Response surface approximation for profile monitoring in circular domains
Abstract
The production of Integrated Circuit (IC) is subject to high quality standard, and many control steps are incorporated in complex manufacturing processes. Conventionally, Statistical Process Control (SPC) tools such as control charts are intensively used for the sake of quality monitoring improvement in semiconductor production plants.

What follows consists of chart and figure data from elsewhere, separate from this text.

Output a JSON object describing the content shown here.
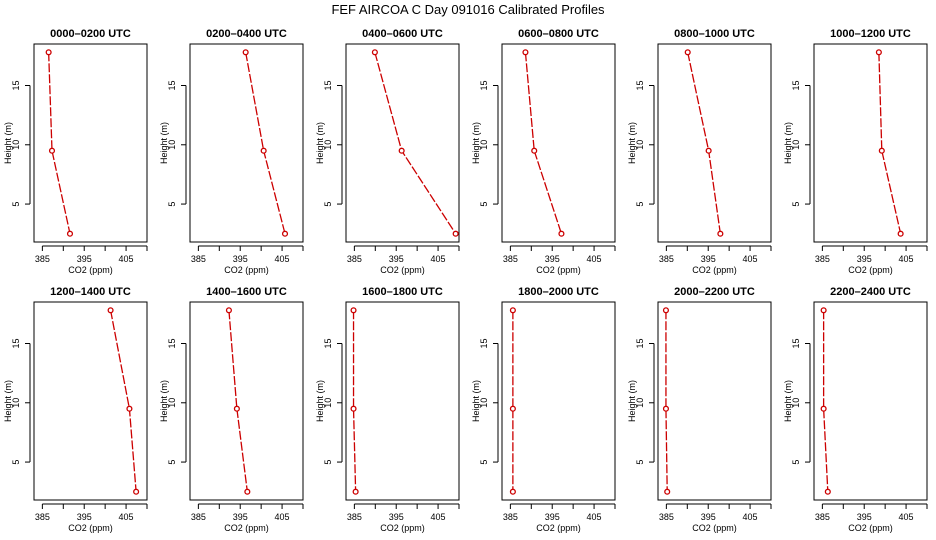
{
  "title": "FEF AIRCOA C  Day 091016  Calibrated Profiles",
  "chart_data": {
    "type": "line",
    "xlabel": "CO2 (ppm)",
    "ylabel": "Height (m)",
    "xlim": [
      383,
      410
    ],
    "ylim": [
      1.8,
      18.5
    ],
    "xticks": [
      385,
      395,
      405
    ],
    "xminor": [
      390,
      400,
      410
    ],
    "yticks": [
      5,
      10,
      15
    ],
    "series_color": "#cc0000",
    "panels": [
      {
        "title": "0000–0200 UTC",
        "heights": [
          17.8,
          9.5,
          2.5
        ],
        "co2": [
          386.5,
          387.3,
          391.6
        ]
      },
      {
        "title": "0200–0400 UTC",
        "heights": [
          17.8,
          9.5,
          2.5
        ],
        "co2": [
          396.3,
          400.6,
          405.7
        ]
      },
      {
        "title": "0400–0600 UTC",
        "heights": [
          17.8,
          9.5,
          2.5
        ],
        "co2": [
          389.9,
          396.3,
          409.2
        ]
      },
      {
        "title": "0600–0800 UTC",
        "heights": [
          17.8,
          9.5,
          2.5
        ],
        "co2": [
          388.6,
          390.7,
          397.2
        ]
      },
      {
        "title": "0800–1000 UTC",
        "heights": [
          17.8,
          9.5,
          2.5
        ],
        "co2": [
          390.1,
          395.1,
          397.9
        ]
      },
      {
        "title": "1000–1200 UTC",
        "heights": [
          17.8,
          9.5,
          2.5
        ],
        "co2": [
          398.5,
          399.2,
          403.7
        ]
      },
      {
        "title": "1200–1400 UTC",
        "heights": [
          17.8,
          9.5,
          2.5
        ],
        "co2": [
          401.3,
          405.8,
          407.4
        ]
      },
      {
        "title": "1400–1600 UTC",
        "heights": [
          17.8,
          9.5,
          2.5
        ],
        "co2": [
          392.3,
          394.2,
          396.7
        ]
      },
      {
        "title": "1600–1800 UTC",
        "heights": [
          17.8,
          9.5,
          2.5
        ],
        "co2": [
          384.8,
          384.8,
          385.3
        ]
      },
      {
        "title": "1800–2000 UTC",
        "heights": [
          17.8,
          9.5,
          2.5
        ],
        "co2": [
          385.6,
          385.6,
          385.6
        ]
      },
      {
        "title": "2000–2200 UTC",
        "heights": [
          17.8,
          9.5,
          2.5
        ],
        "co2": [
          384.9,
          384.9,
          385.2
        ]
      },
      {
        "title": "2200–2400 UTC",
        "heights": [
          17.8,
          9.5,
          2.5
        ],
        "co2": [
          385.3,
          385.3,
          386.3
        ]
      }
    ]
  }
}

The ICs are produced on thin slices of semiconductor materials, called wafers. In our study, a wafer is a 300-mm diameter circular domain. To monitor its quality, several types of physical metrology measurements (such as thickness, depth, width, angles and overlay) are collected on a fixed number of preselected locations. However, standard SPC techniques hardly detect defects such as curvature change, which is critical in semiconductors manufacturing, as different wafer “profiles”, related to different process issues, may have the same mean and variance over the measurement points. Furthermore, spatial correlation is not taken into account. To overcome these problems, the two-phase profile monitoring procedure [3] is often preferred:
1. For each time step, fit a response surface based on the measurement points ;
2. Monitor the response surface parameters over time.
In this work, we focus on step 1. Our contributions are twofold. Firstly, we compare different approximation techniques in circular domains: Zernike regression [1, 4] , and Gaussian process regression [1, 2] with standard and customized covariance kernels. Secondly, we exhibit the link between the model and key process parameters.